East of Eden

Pipo Nguyen-duy’s “East of Eden” at Sam Lee Gallery is an exhibition of beautiful, large-format, staged color photographs that manage to be lyrical, sentimental, conceptual and narrative, all at the same time. A self-confessed response to the loss and rebirth of America’s Edenic status in the post-9/11 imagination, East of Eden is Nguyen-duy’s attempt to explore and rebuild the mythos of American exceptionalism. Taking his historical cues from the Hudson River Valley School’s use of the landscape to explore ideas of nationalism and optimism, Nguyen-duy presents us with landscapes that play out some of the fears, anxieties, and grief in our orange-alert consciousness.

Nguyen-duy’s theatrical scenes are firmly fixed in the tradition of staged photography. Their aim is not to reinvent or question the medium, but rather to use its narrative potential to tell us the kind of stories that we need to hear. The photographs hit home because they point out something that we already know, crystallizing our more obvious fears (like terrorists in the grass, or a child witnessing an explosion at the end of the earth), but also pointing to the possibility of a path of mourning and moving on.

East of Eden presents an assortment of images on terrorism, the traumatic and the everyday. These staged photographs do not attempt to mimic reality, choosing instead to dwell in the theatrical world of make-believe. “Mountain Fire” evokes every disaster movie Hollywood has ever produced. “Pumpkin Field” and “Lazy Boy” are achingly beautiful landscapes that bring to mind the nature-as-enemy genre of horror films (there’s something evil in that water/pumpkin field/forest). But not all of the photographs are filmic; in fact most have painterly composition. For example, in “Marching Band,” a dozen bedraggled marching band members sit on the edge of a riverbank.

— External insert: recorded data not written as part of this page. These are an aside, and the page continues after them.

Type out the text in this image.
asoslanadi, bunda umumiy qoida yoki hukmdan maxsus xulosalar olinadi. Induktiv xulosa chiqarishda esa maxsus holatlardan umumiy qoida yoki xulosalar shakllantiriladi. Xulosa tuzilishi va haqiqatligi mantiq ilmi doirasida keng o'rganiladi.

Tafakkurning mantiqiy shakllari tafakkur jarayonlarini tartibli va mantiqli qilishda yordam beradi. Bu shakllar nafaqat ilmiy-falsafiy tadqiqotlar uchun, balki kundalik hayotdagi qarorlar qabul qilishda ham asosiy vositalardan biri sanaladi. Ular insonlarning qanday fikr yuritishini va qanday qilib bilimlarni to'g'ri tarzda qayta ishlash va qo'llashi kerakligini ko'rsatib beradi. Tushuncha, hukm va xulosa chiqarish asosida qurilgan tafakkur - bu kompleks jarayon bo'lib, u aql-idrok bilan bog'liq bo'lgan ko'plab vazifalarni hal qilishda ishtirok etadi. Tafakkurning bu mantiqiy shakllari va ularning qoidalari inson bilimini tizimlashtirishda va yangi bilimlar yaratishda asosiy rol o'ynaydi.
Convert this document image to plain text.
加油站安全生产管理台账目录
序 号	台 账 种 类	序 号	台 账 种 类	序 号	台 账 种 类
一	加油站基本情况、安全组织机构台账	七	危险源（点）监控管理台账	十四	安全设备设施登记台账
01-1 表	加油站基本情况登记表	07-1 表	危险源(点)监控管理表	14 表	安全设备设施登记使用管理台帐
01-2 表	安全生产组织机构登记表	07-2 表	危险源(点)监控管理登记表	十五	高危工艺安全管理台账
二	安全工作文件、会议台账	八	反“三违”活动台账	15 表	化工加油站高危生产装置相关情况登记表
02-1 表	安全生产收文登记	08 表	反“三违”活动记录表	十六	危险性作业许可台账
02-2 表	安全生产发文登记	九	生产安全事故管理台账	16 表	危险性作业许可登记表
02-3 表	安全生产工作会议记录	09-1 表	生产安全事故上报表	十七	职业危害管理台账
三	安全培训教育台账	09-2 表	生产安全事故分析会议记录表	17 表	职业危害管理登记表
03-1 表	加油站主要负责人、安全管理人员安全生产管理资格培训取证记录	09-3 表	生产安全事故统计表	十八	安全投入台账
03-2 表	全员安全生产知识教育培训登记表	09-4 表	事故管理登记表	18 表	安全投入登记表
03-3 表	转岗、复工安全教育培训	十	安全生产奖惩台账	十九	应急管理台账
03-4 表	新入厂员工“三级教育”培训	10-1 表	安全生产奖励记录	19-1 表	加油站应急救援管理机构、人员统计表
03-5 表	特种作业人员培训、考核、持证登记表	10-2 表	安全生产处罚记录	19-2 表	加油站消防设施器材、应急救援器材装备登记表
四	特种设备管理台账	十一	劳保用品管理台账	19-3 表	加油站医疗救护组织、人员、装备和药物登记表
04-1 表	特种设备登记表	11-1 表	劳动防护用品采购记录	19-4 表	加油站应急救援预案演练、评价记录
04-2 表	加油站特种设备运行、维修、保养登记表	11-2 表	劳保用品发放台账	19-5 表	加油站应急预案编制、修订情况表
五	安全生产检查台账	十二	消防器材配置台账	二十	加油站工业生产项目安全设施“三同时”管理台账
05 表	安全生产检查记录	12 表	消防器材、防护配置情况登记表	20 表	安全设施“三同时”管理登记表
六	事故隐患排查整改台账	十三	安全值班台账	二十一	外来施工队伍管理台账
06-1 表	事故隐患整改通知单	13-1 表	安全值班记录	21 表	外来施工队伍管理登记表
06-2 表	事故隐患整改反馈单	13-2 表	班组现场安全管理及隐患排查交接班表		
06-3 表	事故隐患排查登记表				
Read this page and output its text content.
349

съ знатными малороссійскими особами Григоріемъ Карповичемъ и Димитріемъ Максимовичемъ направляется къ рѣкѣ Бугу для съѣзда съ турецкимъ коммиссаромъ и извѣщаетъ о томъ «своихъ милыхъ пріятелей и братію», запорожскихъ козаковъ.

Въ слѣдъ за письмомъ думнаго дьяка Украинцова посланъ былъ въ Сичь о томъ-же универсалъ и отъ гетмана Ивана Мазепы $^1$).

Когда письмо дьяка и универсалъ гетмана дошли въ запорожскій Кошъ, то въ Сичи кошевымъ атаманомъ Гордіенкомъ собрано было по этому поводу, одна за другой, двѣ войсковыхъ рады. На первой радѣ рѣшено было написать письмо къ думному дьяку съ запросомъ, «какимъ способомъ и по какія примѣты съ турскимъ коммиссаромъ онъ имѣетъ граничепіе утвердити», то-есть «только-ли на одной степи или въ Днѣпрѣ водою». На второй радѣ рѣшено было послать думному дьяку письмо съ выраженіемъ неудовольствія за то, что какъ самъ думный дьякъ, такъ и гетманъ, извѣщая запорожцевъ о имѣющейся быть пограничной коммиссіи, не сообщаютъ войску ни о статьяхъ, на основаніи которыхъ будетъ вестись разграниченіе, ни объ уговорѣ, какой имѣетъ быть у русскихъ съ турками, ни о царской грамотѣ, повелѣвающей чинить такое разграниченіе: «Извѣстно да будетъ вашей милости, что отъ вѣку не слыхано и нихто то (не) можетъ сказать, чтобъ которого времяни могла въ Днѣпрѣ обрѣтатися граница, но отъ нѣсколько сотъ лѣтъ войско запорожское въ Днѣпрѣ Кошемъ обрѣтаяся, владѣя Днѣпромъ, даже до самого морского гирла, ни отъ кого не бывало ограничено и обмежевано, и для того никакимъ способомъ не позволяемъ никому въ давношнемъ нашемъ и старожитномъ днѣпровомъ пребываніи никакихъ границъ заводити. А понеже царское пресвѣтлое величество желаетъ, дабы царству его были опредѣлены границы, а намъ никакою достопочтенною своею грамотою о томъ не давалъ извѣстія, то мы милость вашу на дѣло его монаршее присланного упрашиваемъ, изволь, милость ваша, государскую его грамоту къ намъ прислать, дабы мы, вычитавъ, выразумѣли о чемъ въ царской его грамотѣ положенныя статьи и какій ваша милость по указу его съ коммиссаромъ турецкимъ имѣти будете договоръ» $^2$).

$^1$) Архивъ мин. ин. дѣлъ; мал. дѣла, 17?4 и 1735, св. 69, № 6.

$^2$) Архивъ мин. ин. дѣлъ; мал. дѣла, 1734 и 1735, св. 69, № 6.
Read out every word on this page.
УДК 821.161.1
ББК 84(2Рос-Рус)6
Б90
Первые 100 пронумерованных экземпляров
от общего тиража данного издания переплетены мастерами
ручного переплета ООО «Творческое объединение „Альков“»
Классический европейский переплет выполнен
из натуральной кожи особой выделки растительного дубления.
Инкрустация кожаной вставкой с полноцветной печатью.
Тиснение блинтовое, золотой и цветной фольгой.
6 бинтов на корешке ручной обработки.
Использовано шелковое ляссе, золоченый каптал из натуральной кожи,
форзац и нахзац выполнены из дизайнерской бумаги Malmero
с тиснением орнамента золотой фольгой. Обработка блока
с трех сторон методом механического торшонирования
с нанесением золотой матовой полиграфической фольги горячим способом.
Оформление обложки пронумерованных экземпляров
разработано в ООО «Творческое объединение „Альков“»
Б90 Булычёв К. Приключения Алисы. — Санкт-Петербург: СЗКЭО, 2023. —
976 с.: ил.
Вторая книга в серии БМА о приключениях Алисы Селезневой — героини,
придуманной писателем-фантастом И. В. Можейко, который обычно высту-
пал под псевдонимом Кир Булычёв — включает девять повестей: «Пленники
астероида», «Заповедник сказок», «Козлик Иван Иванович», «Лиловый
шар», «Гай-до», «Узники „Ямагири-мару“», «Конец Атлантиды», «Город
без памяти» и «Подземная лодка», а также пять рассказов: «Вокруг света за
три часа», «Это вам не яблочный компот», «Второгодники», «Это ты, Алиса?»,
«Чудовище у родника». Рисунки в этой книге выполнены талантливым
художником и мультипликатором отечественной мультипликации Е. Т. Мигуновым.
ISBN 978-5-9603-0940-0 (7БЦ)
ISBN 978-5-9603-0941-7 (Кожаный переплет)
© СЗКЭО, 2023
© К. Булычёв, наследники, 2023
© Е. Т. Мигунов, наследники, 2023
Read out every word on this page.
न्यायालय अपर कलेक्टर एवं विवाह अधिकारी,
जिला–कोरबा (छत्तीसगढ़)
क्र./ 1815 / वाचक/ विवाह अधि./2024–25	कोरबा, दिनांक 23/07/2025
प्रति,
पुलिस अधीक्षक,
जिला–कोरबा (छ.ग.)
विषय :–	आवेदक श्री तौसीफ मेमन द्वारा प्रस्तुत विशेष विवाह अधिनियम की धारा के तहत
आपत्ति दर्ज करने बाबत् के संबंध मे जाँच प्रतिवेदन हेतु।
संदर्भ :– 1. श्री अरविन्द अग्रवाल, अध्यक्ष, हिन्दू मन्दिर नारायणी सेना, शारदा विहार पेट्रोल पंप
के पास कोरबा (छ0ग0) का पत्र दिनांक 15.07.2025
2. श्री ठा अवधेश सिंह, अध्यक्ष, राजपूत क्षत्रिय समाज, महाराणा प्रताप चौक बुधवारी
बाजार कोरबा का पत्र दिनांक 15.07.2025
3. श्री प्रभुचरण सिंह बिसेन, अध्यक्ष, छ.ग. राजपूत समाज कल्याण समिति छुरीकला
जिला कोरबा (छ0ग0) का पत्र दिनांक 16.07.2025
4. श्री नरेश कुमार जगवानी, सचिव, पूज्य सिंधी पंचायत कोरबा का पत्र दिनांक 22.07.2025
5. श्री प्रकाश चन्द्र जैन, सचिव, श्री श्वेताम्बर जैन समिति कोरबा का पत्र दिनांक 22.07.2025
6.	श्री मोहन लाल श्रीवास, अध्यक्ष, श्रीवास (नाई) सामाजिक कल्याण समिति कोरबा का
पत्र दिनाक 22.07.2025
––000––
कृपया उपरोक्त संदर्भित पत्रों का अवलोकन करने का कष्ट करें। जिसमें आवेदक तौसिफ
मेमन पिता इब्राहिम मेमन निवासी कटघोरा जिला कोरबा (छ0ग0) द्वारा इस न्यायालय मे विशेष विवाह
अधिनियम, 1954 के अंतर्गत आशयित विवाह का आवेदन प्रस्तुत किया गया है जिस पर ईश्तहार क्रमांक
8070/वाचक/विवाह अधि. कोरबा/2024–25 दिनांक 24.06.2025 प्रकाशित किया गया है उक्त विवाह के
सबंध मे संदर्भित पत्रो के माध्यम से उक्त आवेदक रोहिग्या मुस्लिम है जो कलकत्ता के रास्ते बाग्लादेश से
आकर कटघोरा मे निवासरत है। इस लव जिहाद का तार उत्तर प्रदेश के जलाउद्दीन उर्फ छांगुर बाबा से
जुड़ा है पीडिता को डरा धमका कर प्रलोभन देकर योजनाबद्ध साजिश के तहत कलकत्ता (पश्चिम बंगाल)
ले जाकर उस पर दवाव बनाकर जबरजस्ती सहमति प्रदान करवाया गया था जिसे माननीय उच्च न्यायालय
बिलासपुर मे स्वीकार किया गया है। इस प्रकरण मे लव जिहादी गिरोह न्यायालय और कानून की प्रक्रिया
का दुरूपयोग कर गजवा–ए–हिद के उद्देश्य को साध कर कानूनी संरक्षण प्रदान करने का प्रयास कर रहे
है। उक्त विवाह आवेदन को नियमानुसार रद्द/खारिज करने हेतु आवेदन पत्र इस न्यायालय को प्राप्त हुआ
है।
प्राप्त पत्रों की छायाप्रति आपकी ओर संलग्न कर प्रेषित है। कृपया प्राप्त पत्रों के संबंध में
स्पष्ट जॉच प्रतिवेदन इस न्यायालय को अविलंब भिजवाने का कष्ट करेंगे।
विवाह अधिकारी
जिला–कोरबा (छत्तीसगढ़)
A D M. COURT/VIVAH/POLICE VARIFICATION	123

Rather than marching, or even playing their instruments, they sit in somber contemplation, never more isolated than when in a crowd.
“Swordsmen” and “Walk Home” seem emblematic of the work’s themes. In “Swordsmen,” a group of white-clad, masked fencers thrust, parry, fall, and help each other up in a snow-covered wood. They fight, but in a controlled way, with rules.

It’s a fantasy of benign, regulated aggression that I appreciate, one that is so laughably the opposite of the terror to which “East of Eden” responds, that I can only see it as a tongue-in-cheek, self-aware longing for a world where differences are settled in plain sight, according to a common set of rules, and with sportsman-like camaraderie. “Walk Home” is both an ending and a beginning, the proverbial walk of shame home after a one-night-stand, still clad in last night’s party clothes. There is shame here, but also hope, anticipation, and excitement at the effulgent possibilities in the day ahead. Optimism in the face of ignominy, the desire for order and honor instead of chaos and disorder-Nguyen-duy presents a fantasy for us that is not quite, but just east of paradise.